The balanced scorecard methodology has evolved since the early 1990s as a means of assessing overall business performance. It incorporates measures not only of financial results but also of drivers that influence those results. And it requires that the needs of all stakeholder groups, including customers and employees, be understood and addressed. This gives business leaders a more well-rounded view of company performance and promotes more effective alignment of operations with strategy.
The primary benefit of a balanced scorecard is the balance itself. Rather than focusing on a specific area of performance---usually financial---business leaders learn to consider the full spectrum of business performance. In addition to financial measures, they look at measures of customer experience, employee development and retention and process efficiency. This prevents the problems that can arise when performance in one area is improved simply by sacrificing another area, which does not represent a sustainable solution.
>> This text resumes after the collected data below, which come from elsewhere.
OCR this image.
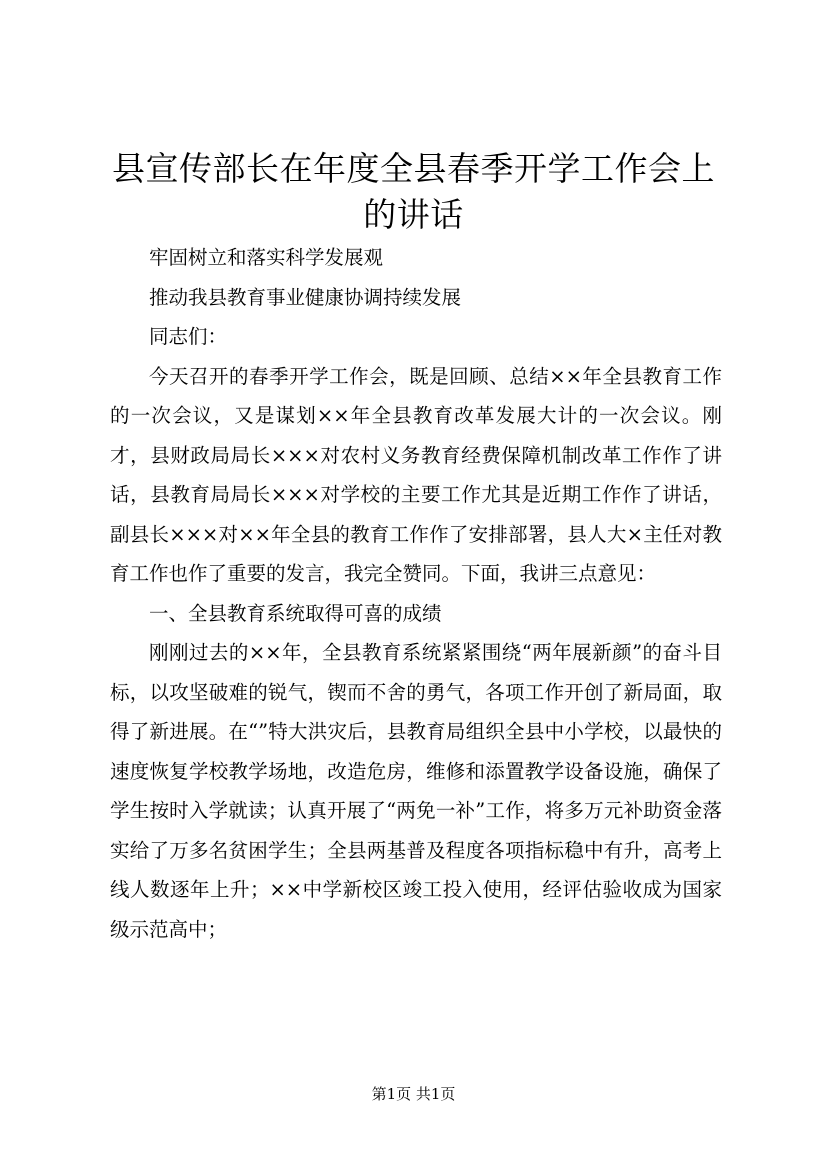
县宣传部长在年度全县春季开学工作会上的讲话

牢固树立和落实科学发展观

推动我县教育事业健康协调持续发展

同志们：

今天召开的春季开学工作会，既是回顾、总结××年全县教育工作的一次会议，又是谋划××年全县教育改革发展大计的一次会议。刚才，县财政局局长×××对农村义务教育经费保障机制改革工作作了讲话，县教育局局长×××对学校的主要工作尤其是近期工作作了讲话，副县长×××对××年全县的教育工作作了安排部署，县人大×主任对教育工作也作了重要的发言，我完全赞同。下面，我讲三点意见：

一、全县教育系统取得可喜的成绩

刚刚过去的××年，全县教育系统紧紧围绕“两年展新颜”的奋斗目标，以攻坚破难的锐气，锲而不舍的勇气，各项工作开创了新局面，取得了新进展。在“”特大洪灾后，县教育局组织全县中小学校，以最快的速度恢复学校教学场地，改造危房，维修和添置教学设备设施，确保了学生按时入学就读；认真开展了“两免一补”工作，将多万元补助资金落实给了万多名贫困学生；全县两基普及程度各项指标稳中有升，高考上线人数逐年上升；××中学新校区竣工投入使用，经评估验收成为国家级示范高中；

第1页 共1页
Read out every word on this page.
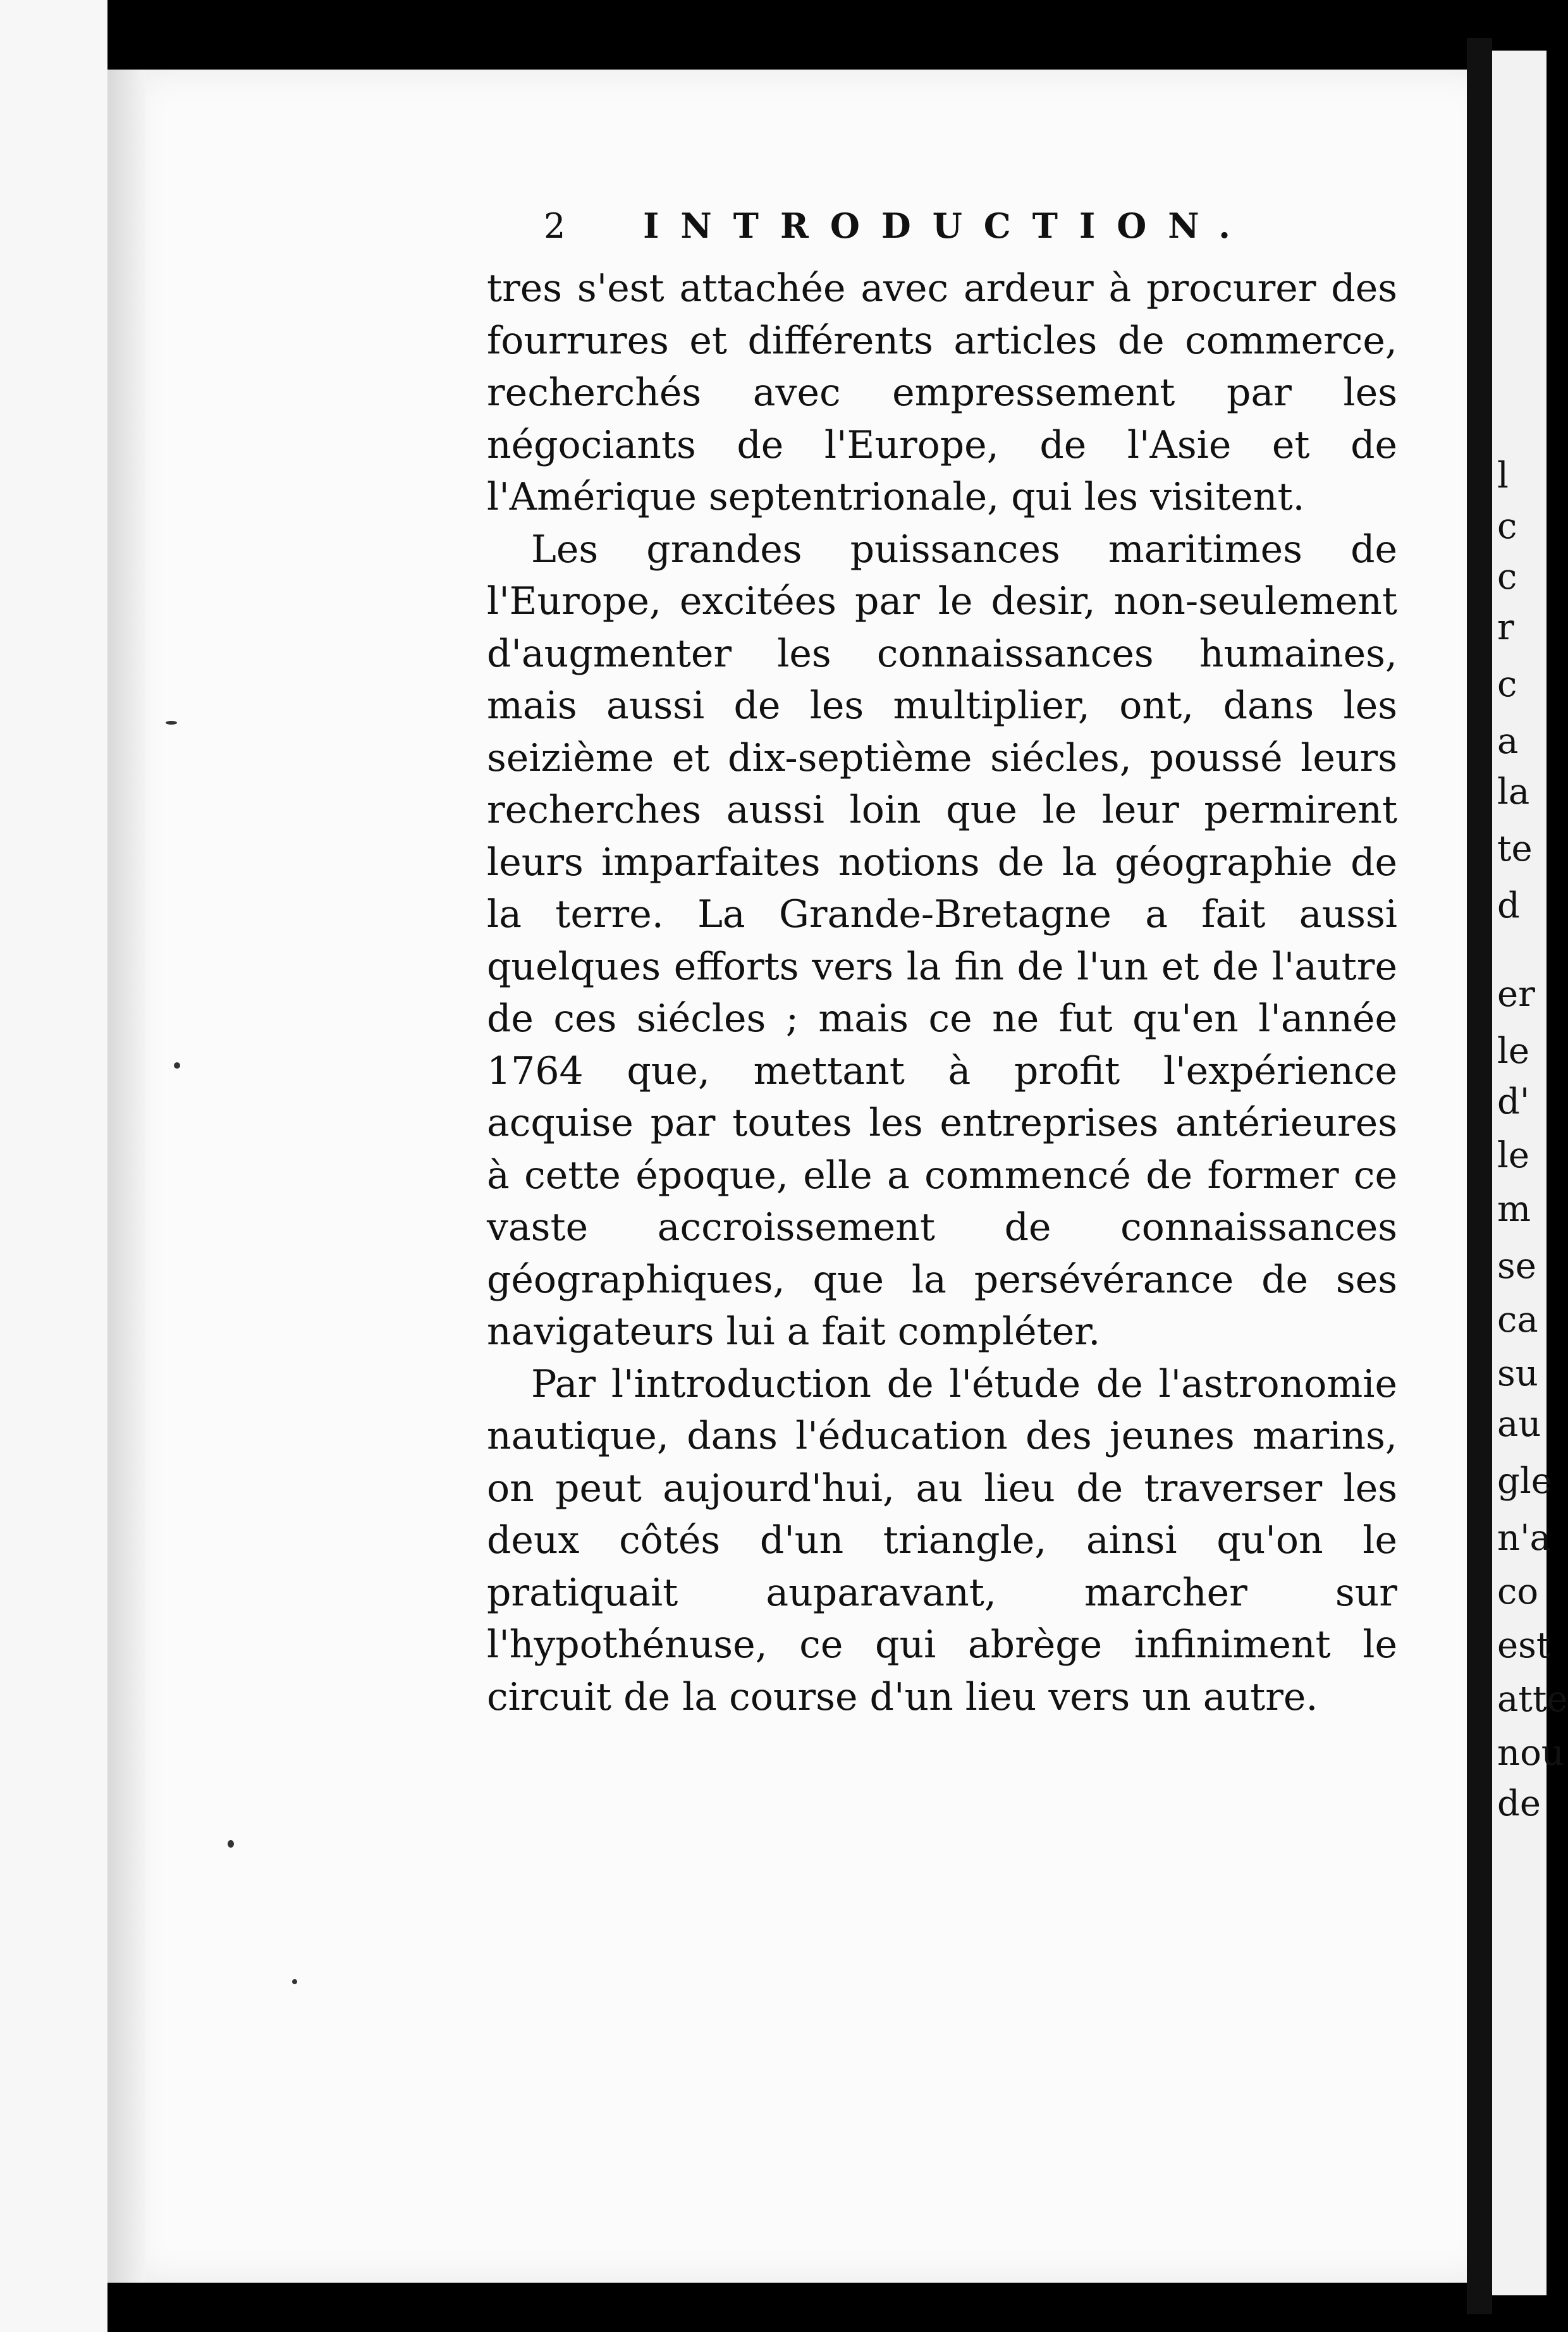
l
c
c
r
c
a
la
te
d
er
le
d'
le
m
se
ca
su
au
gle
n'a
co
est
atte
nou
de
2 INTRODUCTION.

tres s'est attachée avec ardeur à procurer des fourrures et différents articles de commerce, recherchés avec empressement par les négociants de l'Europe, de l'Asie et de l'Amérique septentrionale, qui les visitent.

Les grandes puissances maritimes de l'Europe, excitées par le desir, non-seulement d'augmenter les connaissances humaines, mais aussi de les multiplier, ont, dans les seizième et dix-septième siécles, poussé leurs recherches aussi loin que le leur permirent leurs imparfaites notions de la géographie de la terre. La Grande-Bretagne a fait aussi quelques efforts vers la fin de l'un et de l'autre de ces siécles ; mais ce ne fut qu'en l'année 1764 que, mettant à profit l'expérience acquise par toutes les entreprises antérieures à cette époque, elle a commencé de former ce vaste accroissement de connaissances géographiques, que la persévérance de ses navigateurs lui a fait compléter.

Par l'introduction de l'étude de l'astronomie nautique, dans l'éducation des jeunes marins, on peut aujourd'hui, au lieu de traverser les deux côtés d'un triangle, ainsi qu'on le pratiquait auparavant, marcher sur l'hypothénuse, ce qui abrège infiniment le circuit de la course d'un lieu vers un autre.
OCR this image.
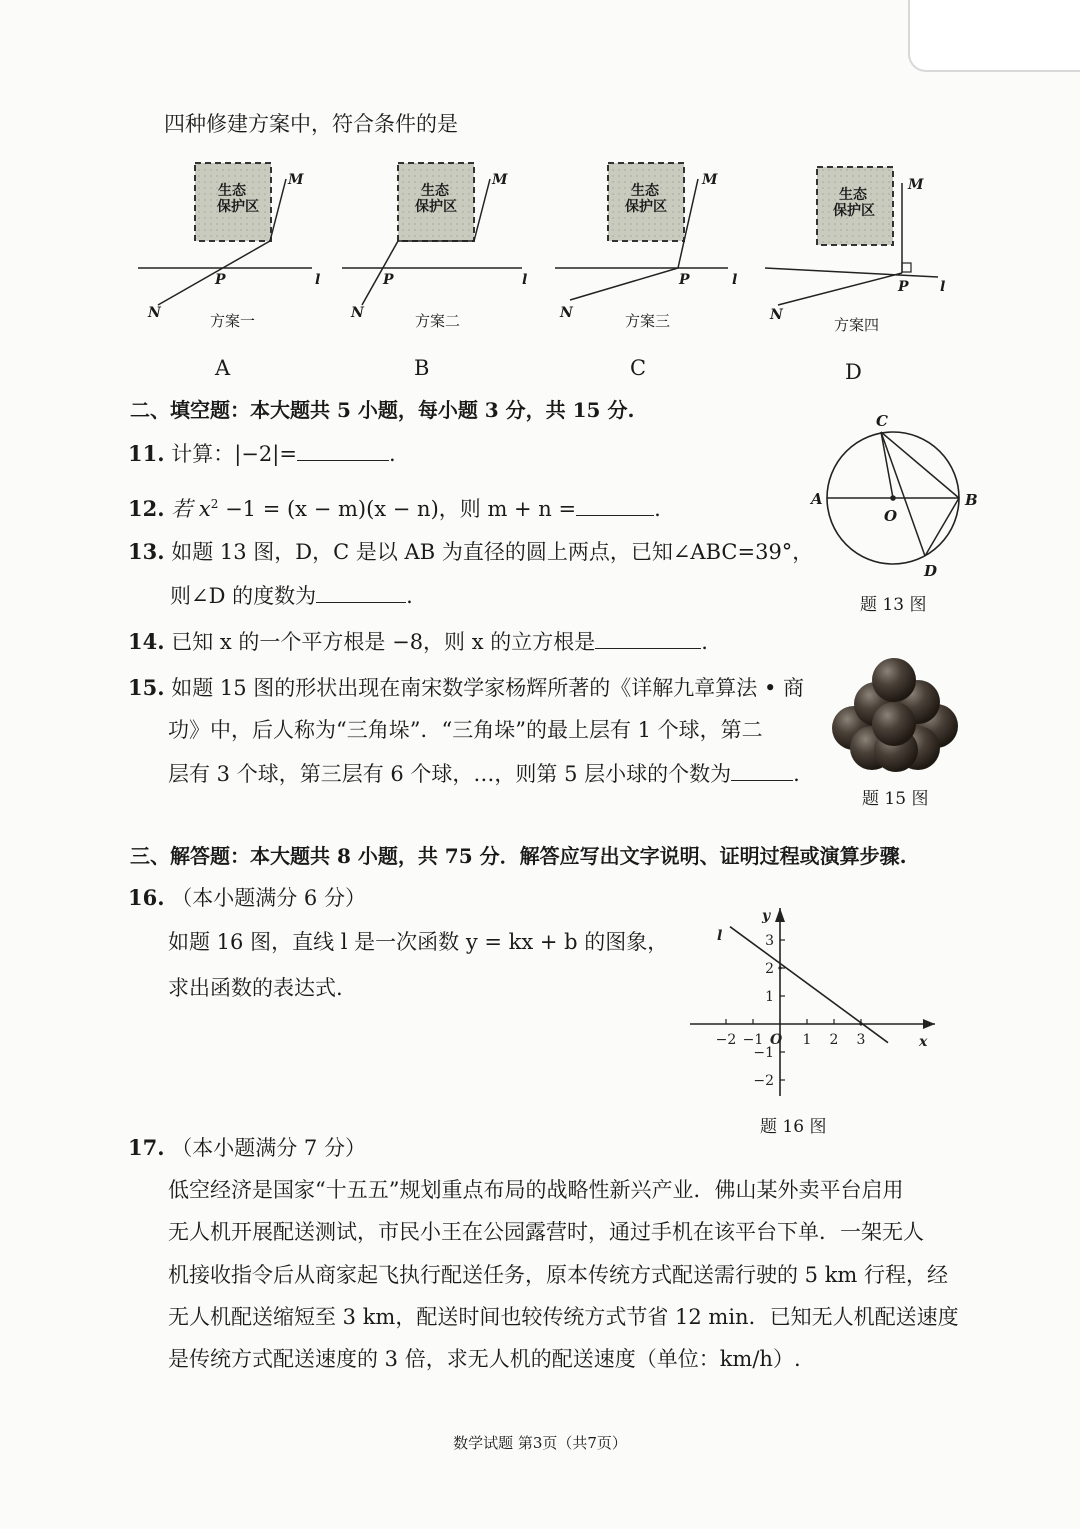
四种修建方案中，符合条件的是
生态
保护区
生态
保护区
生态
保护区
生态
保护区
M
N
P	l
M
N
P	l
M
N
P	l
M
N
P l
方案一	方案二	方案三	方案四
A	B	C	D
二、填空题：本大题共 5 小题，每小题 3 分，共 15 分.
11. 计算：|−2|=	.
12. 若 $x^2 -1 = (x - m)(x - n)$，则 m + n =	.
13. 如题 13 图，D，C 是以 AB 为直径的圆上两点，已知∠ABC=39°，
则∠D 的度数为	.
14. 已知 x 的一个平方根是 −8，则 x 的立方根是	.
15. 如题 15 图的形状出现在南宋数学家杨辉所著的《详解九章算法 • 商
功》中，后人称为“三角垛”．“三角垛”的最上层有 1 个球，第二
层有 3 个球，第三层有 6 个球，…，则第 5 层小球的个数为	.
A	B
C
D
O
题 13 图
题 15 图
三、解答题：本大题共 8 小题，共 75 分．解答应写出文字说明、证明过程或演算步骤.
16. （本小题满分 6 分）
如题 16 图，直线 l 是一次函数 y = kx + b 的图象，
求出函数的表达式.
−2 −1	1 2 3
−2
−1
1
2
3
O	x
y
l
题 16 图
17. （本小题满分 7 分）
低空经济是国家“十五五”规划重点布局的战略性新兴产业．佛山某外卖平台启用
无人机开展配送测试，市民小王在公园露营时，通过手机在该平台下单．一架无人
机接收指令后从商家起飞执行配送任务，原本传统方式配送需行驶的 5 km 行程，经
无人机配送缩短至 3 km，配送时间也较传统方式节省 12 min．已知无人机配送速度
是传统方式配送速度的 3 倍，求无人机的配送速度（单位：km/h）.
数学试题 第3页（共7页）
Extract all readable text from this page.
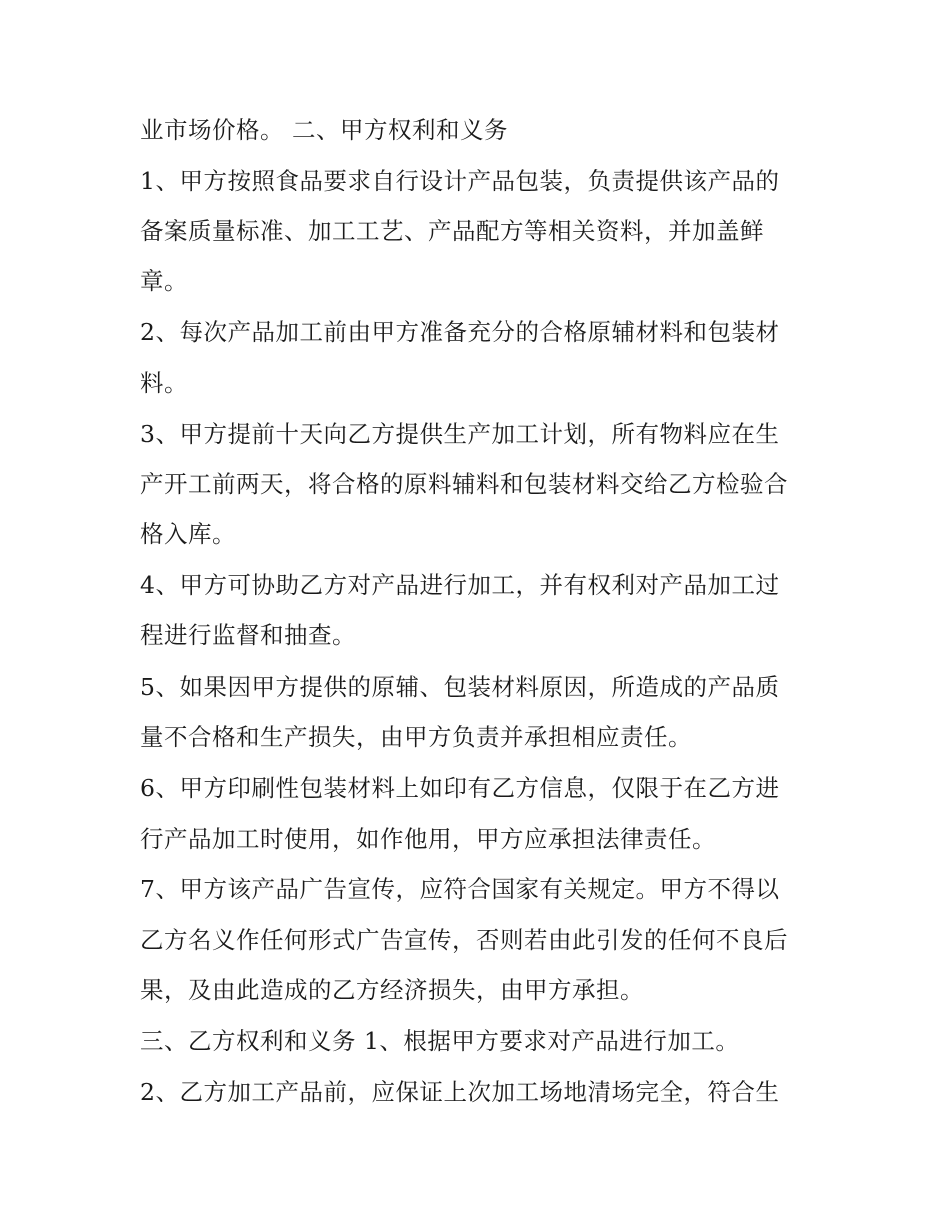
业市场价格。 二、甲方权利和义务

1、甲方按照食品要求自行设计产品包装，负责提供该产品的

备案质量标准、加工工艺、产品配方等相关资料，并加盖鲜

章。

2、每次产品加工前由甲方准备充分的合格原辅材料和包装材

料。

3、甲方提前十天向乙方提供生产加工计划，所有物料应在生

产开工前两天，将合格的原料辅料和包装材料交给乙方检验合

格入库。

4、甲方可协助乙方对产品进行加工，并有权利对产品加工过

程进行监督和抽查。

5、如果因甲方提供的原辅、包装材料原因，所造成的产品质

量不合格和生产损失，由甲方负责并承担相应责任。

6、甲方印刷性包装材料上如印有乙方信息，仅限于在乙方进

行产品加工时使用，如作他用，甲方应承担法律责任。

7、甲方该产品广告宣传，应符合国家有关规定。甲方不得以

乙方名义作任何形式广告宣传，否则若由此引发的任何不良后

果，及由此造成的乙方经济损失，由甲方承担。

三、乙方权利和义务 1、根据甲方要求对产品进行加工。

2、乙方加工产品前，应保证上次加工场地清场完全，符合生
Generally balanced scorecards reflect overall company performance at the highest level. But an advantage of the scorecards is that they are scalable: the same or related metrics can be used at different levels of operations to assess performance. In fact, some businesses actually use the term "balanced scorecard" to refer to the performance management system used to track individual employee performance. Metrics for evaluating individual performance should tie directly to the metrics used at the department and company level. They should follow the same principle of balancing the needs of different stakeholders, and should focus not only on what is accomplished but on how it is accomplished.
The balanced scorecard inherently highlights the customer perspective, rather than focusing solely on internal business goals and financial outcomes. Understanding and responding to customer requirements is a critical component of quality methodologies, and is a prerequisite for implementing sustainable improvements to processes and products.
Business leaders who incorporate a balanced scorecard also gain insights into the employee experience. Metrics in the growth and development area provide information about employee satisfaction, which ultimately affects employee retention and thus business productivity and profitability. They may also include assessments of the success of employee development and succession planning efforts, which are necessary for business growth. In addition, many employees appreciate that their performance metrics are tied in a direct way to overall business performance, making the measurement system seem more fair and appropriate.
The balanced scorecard methodology helps leaders move from reactive mode to proactive mode. A good scorecard contains not only output or result metrics, but also metrics that provide insight about ongoing performance and drivers that influence results. Thus managers maintain awareness of performance levels and any problems that arise, so that action can be taken to mitigate the effects. For instance, process errors or customer complaints can be addressed before they lead to reduced customer retention, increased defects and a reduced profit margin.